Somut olayda, davalının markaları üçüncü kişilere devretme ihtimali, davacının açtığı hükümsüzlük davasını etkisiz hale getirebilir ve bu durum, davacının korunması gereken hukuki menfaatlerini tehlikeye atabilir.

Bu çerçevede, mahkemenin ihtiyati tedbir talebini reddetmesi, HMK 389’un amacına ve ruhuna aykırı bulunmuştur.


Yargıtay Kararı Sonuç ve Değerlendirme

  • HMK 389 kapsamında ihtiyati tedbirin temel amacı, dava sürecinde hakkın korunmasını sağlamaktır.
  • Mahkemeler, ihtiyati tedbir taleplerini değerlendirirken yalnızca mevcut hak durumuna değil, gelecekte ortaya çıkabilecek zarar ihtimaline de odaklanmalıdır.
  • Yaklaşık ispat ilkesi gereğince, ihtiyati tedbirin verilmesi için tam anlamıyla kesin deliller sunulması gerekmez; mahkeme, olasılıkları ve mevcut durumu göz önünde bulundurarak karar vermelidir.
  • Marka hükümsüzlüğü davalarında ihtiyati tedbir, markanın devrini engellemek ve davacının hak kaybına uğramasını önlemek açısından büyük önem taşımaktadır.
  • Yargıtay, mahkemenin HMK 389’u yanlış yorumladığını ve ihtiyati tedbir için gerekli şartların oluştuğunu belirterek, ihtiyati tedbir talebinin reddini hukuka aykırı bulmuş ve kararı bozmuştur.

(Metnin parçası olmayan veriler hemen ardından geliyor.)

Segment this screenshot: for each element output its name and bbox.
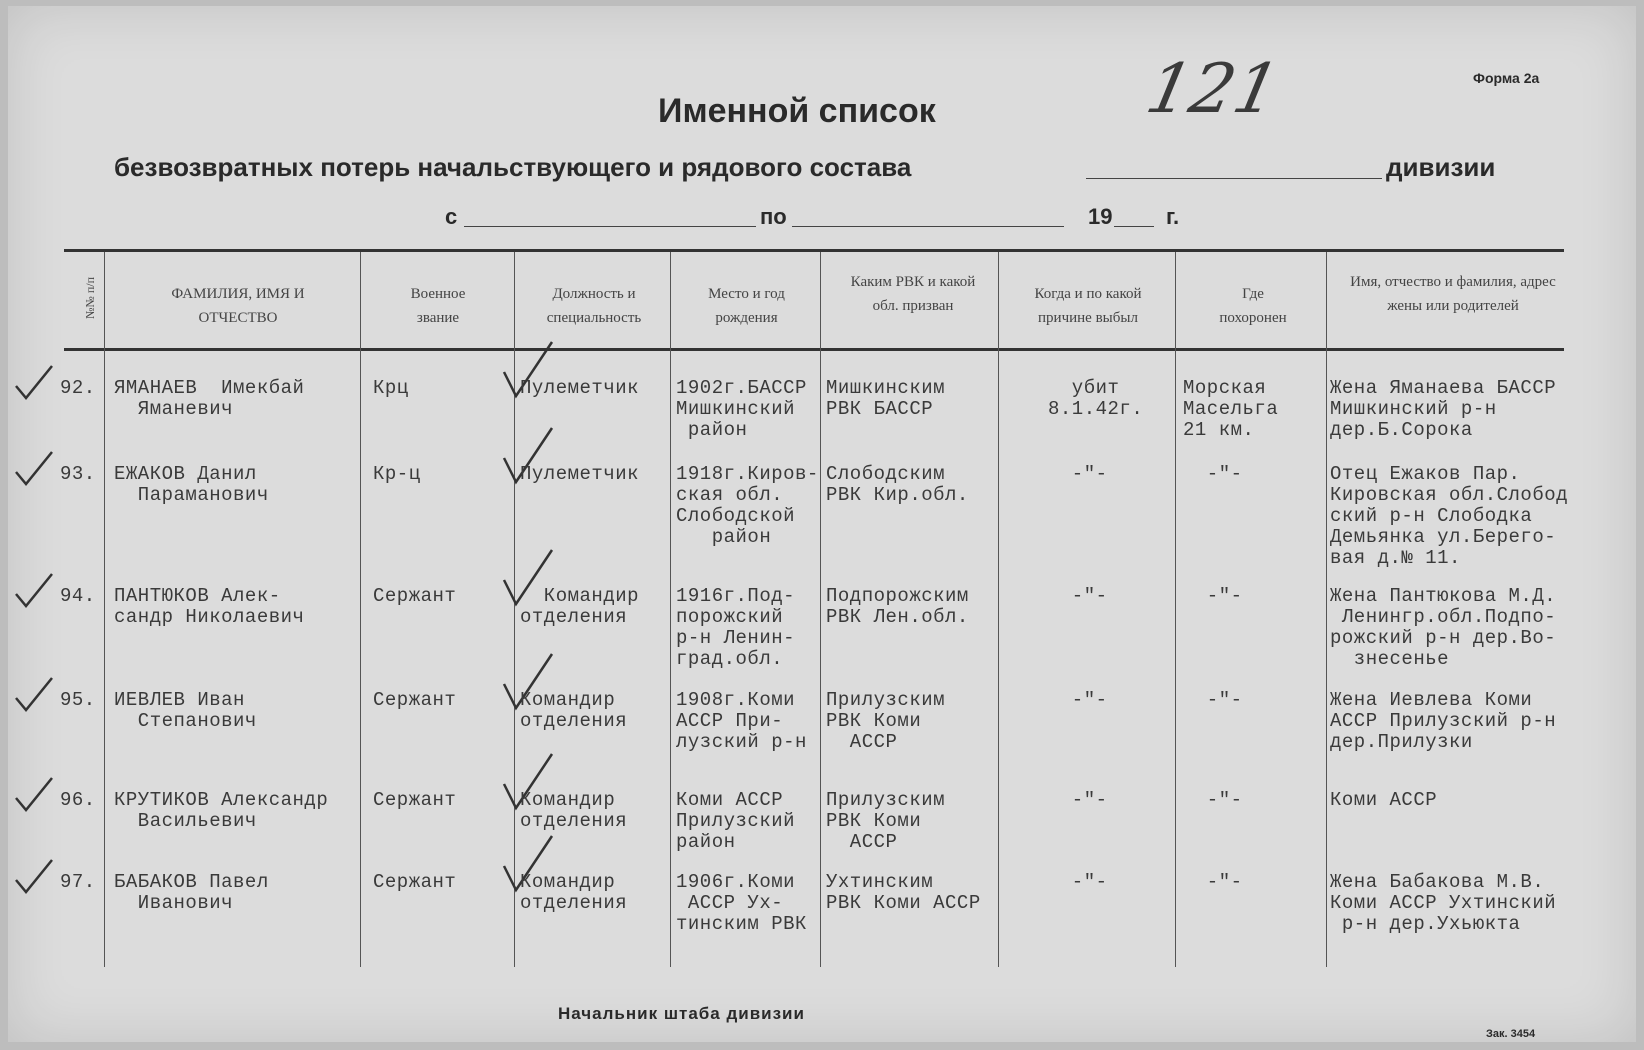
row-number: 95.	[60, 689, 96, 711]
row-when-line: убит	[1048, 377, 1120, 399]
subtitle-main: безвозвратных потерь начальствующего и рядового состава	[114, 152, 912, 182]
row-when	[1048, 790, 1108, 811]
row-number: 92.	[60, 377, 96, 399]
row-name	[114, 464, 269, 506]
row-number: 93.	[60, 463, 96, 485]
row-name-line: сандр Николаевич	[114, 606, 305, 628]
subtitle-division: дивизии	[1386, 152, 1496, 182]
col-header-number: №№ п/п	[83, 276, 97, 320]
row-rank	[373, 790, 456, 811]
row-rvk-line: Мишкинским	[826, 377, 946, 399]
row-buried	[1183, 586, 1243, 607]
row-rank	[373, 378, 409, 399]
signature-label: Начальник штаба дивизии	[558, 1004, 805, 1023]
row-rank	[373, 586, 456, 607]
row-relatives-line: рожский р-н дер.Во-	[1330, 627, 1557, 649]
col-divider	[104, 252, 105, 967]
row-birth-line: Мишкинский	[676, 398, 796, 420]
row-buried-line: -"-	[1183, 689, 1243, 711]
row-when-line: -"-	[1048, 871, 1108, 893]
row-buried	[1183, 464, 1243, 485]
row-birth-line: р-н Ленин-	[676, 627, 796, 649]
row-relatives-line: Кировская обл.Слобод	[1330, 484, 1569, 506]
row-rvk	[826, 690, 945, 753]
row-relatives	[1330, 790, 1437, 811]
row-rvk-line: РВК Кир.обл.	[826, 484, 969, 506]
date-from-label: с	[445, 204, 458, 229]
row-birth	[676, 872, 807, 935]
row-buried	[1183, 690, 1243, 711]
row-position-line: отделения	[520, 892, 628, 914]
row-number: 97.	[60, 871, 96, 893]
row-relatives-line: Мишкинский р-н	[1330, 398, 1497, 420]
row-name	[114, 378, 304, 420]
row-when	[1048, 690, 1108, 711]
row-rank-line: Сержант	[373, 871, 457, 893]
row-rvk-line: РВК Коми	[826, 710, 922, 732]
col-header-buried: Где похоронен	[1219, 286, 1287, 326]
row-buried-line: 21 км.	[1183, 419, 1255, 441]
row-when-line: -"-	[1048, 789, 1108, 811]
row-buried-line: Масельга	[1183, 398, 1279, 420]
row-birth-line: Прилузский	[676, 810, 796, 832]
col-divider	[820, 252, 821, 967]
row-relatives-line: Жена Иевлева Коми	[1330, 689, 1533, 711]
row-rank-line: Сержант	[373, 789, 457, 811]
print-mark: Зак. 3454	[1486, 1028, 1536, 1040]
table-header-rule	[64, 348, 1564, 351]
row-rvk-line: РВК Лен.обл.	[826, 606, 969, 628]
row-birth-line: район	[676, 419, 748, 441]
date-to-blank	[792, 226, 1064, 227]
row-buried-line: -"-	[1183, 585, 1243, 607]
row-birth	[676, 690, 807, 753]
row-rvk-line: Ухтинским	[826, 871, 934, 893]
row-birth-line: район	[676, 526, 772, 548]
row-rvk-line: АССР	[826, 831, 898, 853]
checkmark-icon	[12, 676, 56, 716]
row-name-line: Васильевич	[114, 810, 257, 832]
row-relatives-line: р-н дер.Ухьюкта	[1330, 913, 1521, 935]
row-name-line: ЕЖАКОВ Данил	[114, 463, 257, 485]
row-buried	[1183, 790, 1243, 811]
row-birth-line: 1908г.Коми	[676, 689, 796, 711]
row-name-line: ПАНТЮКОВ Алек-	[114, 585, 281, 607]
row-when	[1048, 586, 1108, 607]
row-relatives-line: Демьянка ул.Берего-	[1330, 526, 1557, 548]
date-from-blank	[464, 226, 756, 227]
row-relatives-line: дер.Прилузки	[1330, 731, 1473, 753]
col-header-relatives: Имя, отчество и фамилия, адрес жены или родителей	[1350, 274, 1556, 314]
row-birth-line: тинским РВК	[676, 913, 807, 935]
date-year: 19	[1088, 204, 1113, 229]
row-rvk	[826, 790, 945, 853]
checkmark-icon	[12, 364, 56, 404]
row-position	[520, 790, 627, 832]
row-number: 96.	[60, 789, 96, 811]
row-position-line: Пулеметчик	[520, 377, 640, 399]
row-rvk-line: РВК Коми АССР	[826, 892, 981, 914]
row-buried-line: -"-	[1183, 871, 1243, 893]
row-birth-line: 1918г.Киров-	[676, 463, 819, 485]
row-relatives-line: ский р-н Слободка	[1330, 505, 1533, 527]
col-header-rank: Военное звание	[410, 286, 466, 326]
row-birth	[676, 464, 819, 548]
document-sheet	[8, 6, 1636, 1042]
row-relatives	[1330, 586, 1556, 670]
row-birth-line: 1916г.Под-	[676, 585, 796, 607]
row-birth-line: Коми АССР	[676, 789, 784, 811]
row-relatives-line: дер.Б.Сорока	[1330, 419, 1473, 441]
row-rvk-line: АССР	[826, 731, 898, 753]
row-position-line: Пулеметчик	[520, 463, 640, 485]
row-name-line: ЯМАНАЕВ Имекбай	[114, 377, 305, 399]
row-name-line: КРУТИКОВ Александр	[114, 789, 329, 811]
row-relatives	[1330, 872, 1556, 935]
row-buried	[1183, 872, 1243, 893]
row-birth-line: лузский р-н	[676, 731, 807, 753]
date-year-suffix: г.	[1166, 204, 1180, 229]
row-birth-line: град.обл.	[676, 648, 784, 670]
date-to-label: по	[760, 204, 787, 229]
form-label: Форма 2а	[1473, 70, 1540, 86]
date-year-blank	[1114, 226, 1154, 227]
col-divider	[360, 252, 361, 967]
col-divider	[1326, 252, 1327, 967]
row-position-line: Командир	[520, 871, 616, 893]
row-birth-line: ская обл.	[676, 484, 784, 506]
row-name-line: Иванович	[114, 892, 234, 914]
row-rvk-line: Прилузским	[826, 789, 946, 811]
row-relatives-line: вая д.№ 11.	[1330, 547, 1461, 569]
row-relatives-line: АССР Прилузский р-н	[1330, 710, 1557, 732]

Bu karar, mahkemelerin ihtiyati tedbir taleplerini değerlendirirken yalnızca mevcut durumu değil, tedbir talebinin gerekliliğini ortaya koyan tüm ihtimalleri göz önünde bulundurması gerektiğini bir kez daha göstermektedir. İhtiyati tedbir, hukuki güvenliğin korunması açısından kritik bir mekanizma olduğundan, mahkemelerin bu kararlarda geniş bir değerlendirme yapması büyük önem taşımaktadır.

Sonuç ve Değerlendirme

  • HMK 389 kapsamında, ihtiyati tedbirin şartları açıkça belirlenmiş olup, mahkemeler tedbir kararlarını verirken mevcut durumun korunmasını ve tarafların mağduriyet yaşamamasını sağlamalıdır.
  • İhtiyati tedbir, geçici bir koruma tedbiri olduğundan kesin bir hüküm teşkil etmez, ancak tarafların haklarını güvence altına alarak hukuki süreçlerin adil yürütülmesine katkı sağlar.
  • Mahkemeler, ihtiyati tedbir kararlarını verirken delil değerlendirmesi yapmalı, orantılılık ilkesine dikkat etmeli ve tedbirin süresini davanın niteliğine uygun şekilde belirlemelidir.

Sonuç olarak, ihtiyati tedbir, tarafların dava süresince zarar görmesini engelleyen etkili bir hukuki mekanizma olup, hukukun temel ilkeleri çerçevesinde uygulanmalıdır.